Makna dan Alasan Penamaan
Kata Hāir atau Hayir bermakna kebingungan dan keheranan. Hāir juga berarti sebuah tempat yang cekung, dimana tengahnya datar dengan bagian sekelilingnya yang tinggi dan air berkumpul di dalam cekungan tersebut tanpa ada celah untuk bisa keluar. Hāir juga merupakan salah satu nama Karbala.[1] Orang-orang yang dinisbatkan pada tempat ini di sebut Hāiri.[2]
Mengenai alasan penamaan haram Imam Husain as dengan Hāir, terdapat beberapa pendapat. Pertama, pendapat masyhur yaitu ketika Mutawakkil Abbasi (232-247 H) memerintahkan penghancuran bangunan di atas pusara Imam Husain as dan mengalirkan air ke kuburan. Air pun terhenti di dekat pusara dan tidak membasahinya, sehingga tempat ini terkenal dengan sebutan Hāir (terkumpulnya air).[3] Namun, alasan ini tidak diterima sebagian kalangan karena berdasarkan hadis-hadis Imam Ja'far as, tempat ini sudah disebut Hāir sebelum zaman Mutawakkil Abbasi.[4]
Kedua, pada awal abad kedua, di sekitar pusara dibangun tembok pembatas yang pembangunannya kemungkinan supaya mudah memeriksa para peziarah.
Ketiga, kemasyhuran istilah ini karena dipakai sebagai kata rahasia untuk mengurangi kecurigaan Bani Umayah terhadap para peziarah Imam Husain as.[5]

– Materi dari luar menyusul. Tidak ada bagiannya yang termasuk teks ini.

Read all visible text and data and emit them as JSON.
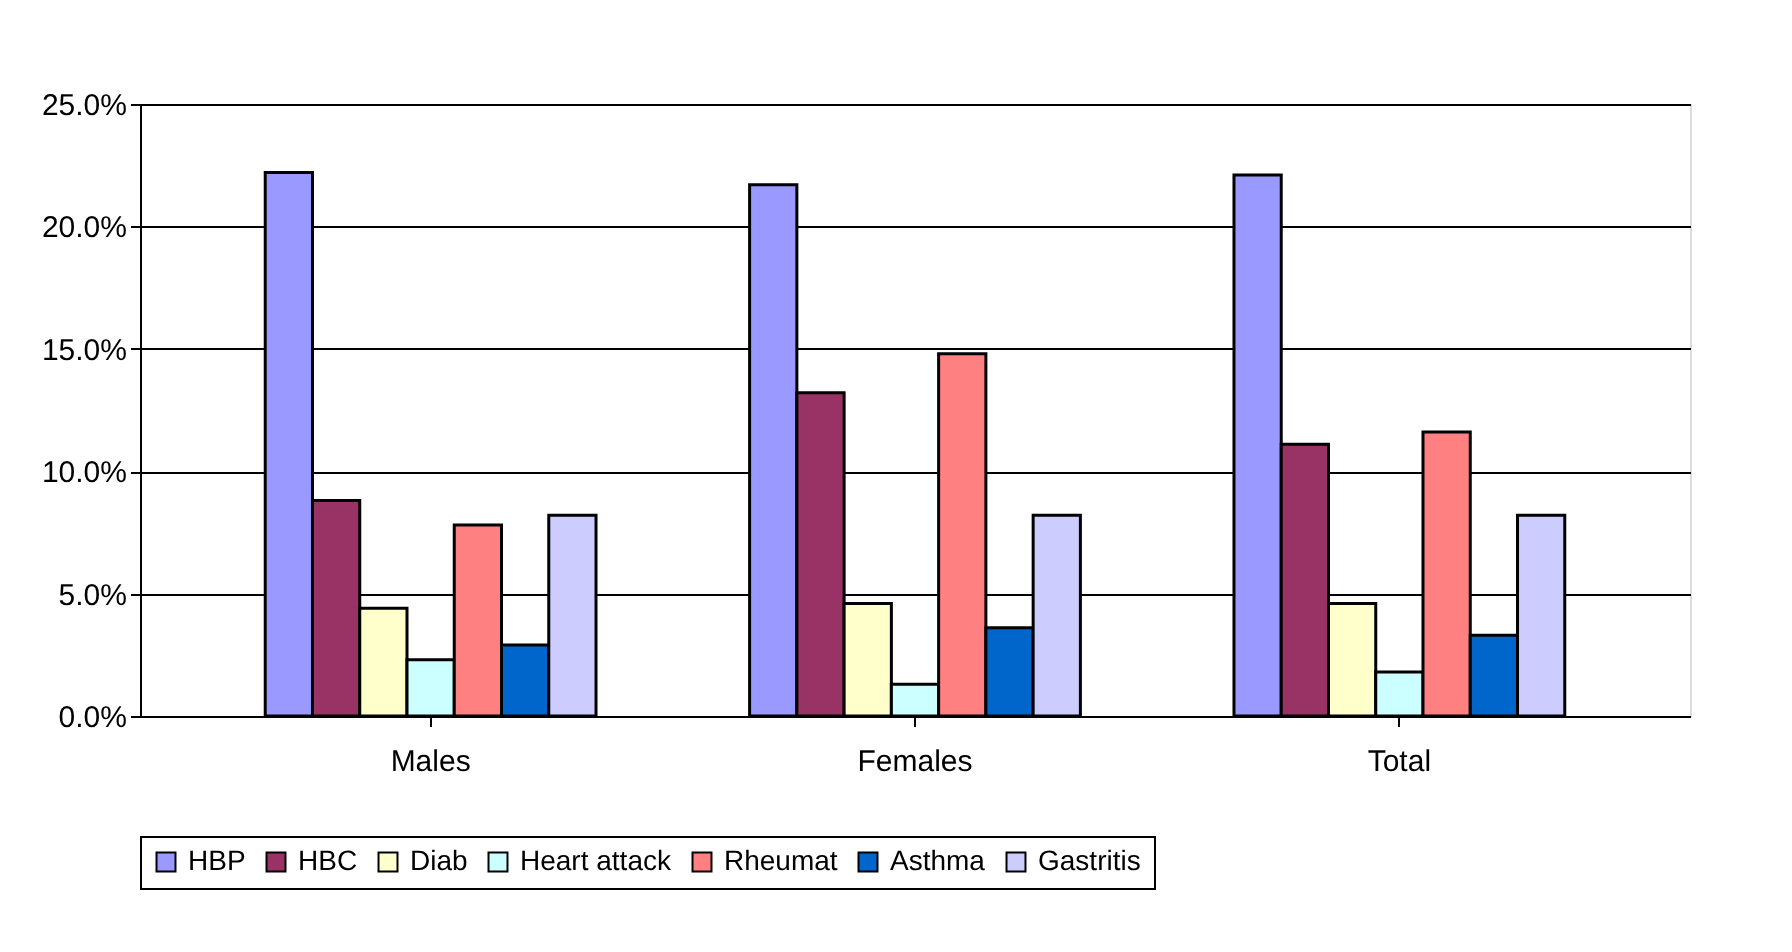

Saat ini, tempat dikuburnya Imam Husain as terkenal dengan sebutan Haram Husaini dan Raudhah Husaini.[6]
Istilah Hāir pertama kali terdapat dalam hadis-hadis Imam Ja'far as mengenai adab dan keutamaan ziarah Imam Husain as[7] yang digunakan untuk menyebut tempat di sekitar bangunan pusara Imam Husain as.[8] Istilah ini secara perlahan masyhur di kalangan Syiah dan kuburan Imam Husain as serta daerah di sekitarnya kemudian dikenal dengan Hāir Husain atau Hāir Husaini.[9]
Batas Area Hāir Husaini
Pentingnya penentuan batas Hāir Husaini dikarenakan hukum fikihnya mengenai salat seorang musafir di tempat ini. Dalam hadis-hadis Imam Ja'far as, batasan Hāir Husaini ditentukan dengan beberapa cara, diantaranya memakai ukuran farsakh dan dzira'.[10] Dalam penyimpulan hadis-hadis ini dikatakan, seluruh area yang sudah ditentukan dalam hadis-hadis ini termasuk bagian haram dan layak dihormati, namun derajat keutamaannya berbeda-beda. Daerah yang lebih dekat dengan pusara imam memiliki kemuliaan dan kehormatan yang lebih.[11]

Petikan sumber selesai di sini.